All the Windwracked Stars is the latest in that tradition. Informed and infused by Norse mythology, the novel begins with, paradoxically, a Ragnarok. We meet Muire, last of the Valkyrie, and Kasimir, the Valraven steed that bonds to her in the denouement of that final battle. Muire the Historian, to her shame, does not die as the rest of the Children of the Light do, and so lives on and on to see civilization, this time a human one, arise again on Valdyrgard. As you might expect, with a novel based so heavily on Norse stories, and given Bear’s writing proclivities and style, the novel carries us headlong toward the inevitable fall of this human civilization.

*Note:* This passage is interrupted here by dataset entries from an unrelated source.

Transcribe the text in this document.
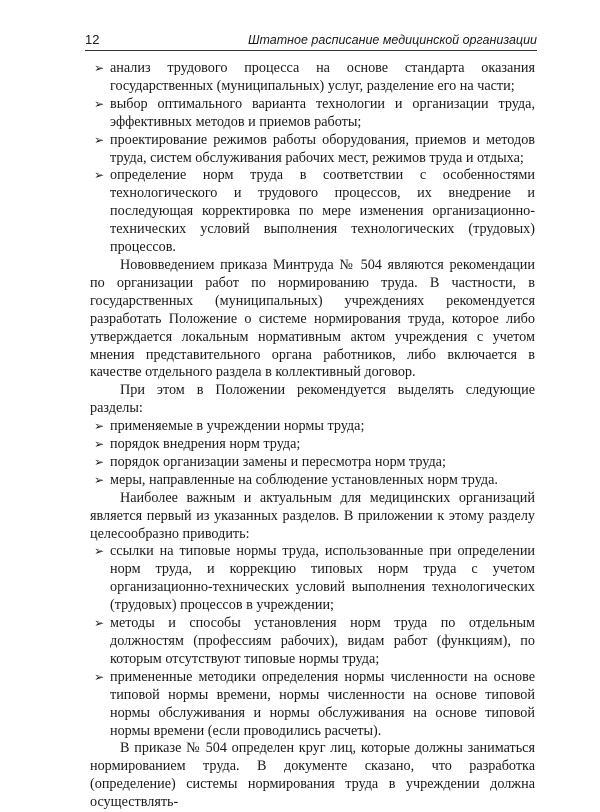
12	Штатное расписание медицинской организации
➢ анализ трудового процесса на основе стандарта оказания государственных (муниципальных) услуг, разделение его на части;
➢ выбор оптимального варианта технологии и организации труда, эффективных методов и приемов работы;
➢ проектирование режимов работы оборудования, приемов и методов труда, систем обслуживания рабочих мест, режимов труда и отдыха;
➢ определение норм труда в соответствии с особенностями технологического и трудового процессов, их внедрение и последующая корректировка по мере изменения организационно-технических условий выполнения технологических (трудовых) процессов.

Нововведением приказа Минтруда № 504 являются рекомендации по организации работ по нормированию труда. В частности, в государственных (муниципальных) учреждениях рекомендуется разработать Положение о системе нормирования труда, которое либо утверждается локальным нормативным актом учреждения с учетом мнения представительного органа работников, либо включается в качестве отдельного раздела в коллективный договор.

При этом в Положении рекомендуется выделять следующие разделы:

➢ применяемые в учреждении нормы труда;
➢ порядок внедрения норм труда;
➢ порядок организации замены и пересмотра норм труда;
➢ меры, направленные на соблюдение установленных норм труда.

Наиболее важным и актуальным для медицинских организаций является первый из указанных разделов. В приложении к этому разделу целесообразно приводить:

➢ ссылки на типовые нормы труда, использованные при определении норм труда, и коррекцию типовых норм труда с учетом организационно-технических условий выполнения технологических (трудовых) процессов в учреждении;
➢ методы и способы установления норм труда по отдельным должностям (профессиям рабочих), видам работ (функциям), по которым отсутствуют типовые нормы труда;
➢ примененные методики определения нормы численности на основе типовой нормы времени, нормы численности на основе типовой нормы обслуживания и нормы обслуживания на основе типовой нормы времени (если проводились расчеты).

В приказе № 504 определен круг лиц, которые должны заниматься нормированием труда. В документе сказано, что разработка (определение) системы нормирования труда в учреждении должна осуществлять-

It is between these two falls of civilizations that the meat of the novel and the Story take place. Muire still has her Valkyrie obligations, and it is in the unfolding of those obligations that Muire encounters an old enemy, and discovers the real reason why Eiledon, the last city, has managed to survive until the end under its implacable, mysterious ruler, the Technomancer.
Norse Myth and Mythology. Strange technology and a Last City set in blasted landscape. Complex characters muddling along as best they can. Muire seeks a chance at redemption, a strong and potent theme in the novel, reflected across the range of characters. And while it might not be a crackerjack straightforward plot, Bear hauntingly and memorably creates Valdyrgard and Eiledon and its denizens.
I’ve said in other reviews that Bear’s work is probably not for everyone, or every SF reader. However, given that she is at the cutting edge of the newest generation of SF writers, if you want to see why the “young turks” of SF are doing with the genre, Bear is a strong choice for you to find that out. In an publishing age where Fantasy is ascendant over its technologically inclined brother, its refreshing, encouraging, and joyful to find a writer who does write fantasy (e.g. The Promethean age novels), but who is also willing to write darned good science fiction, with no apologies. And more importantly than just being willing to write science fiction, but to be very good at it.
Barq’s Root Beer has a tagline: “Barq’s Got Bite!”. I would say, however, having read a number of her novels, and especially after reading this one, that “Bear’s Got Bite!”.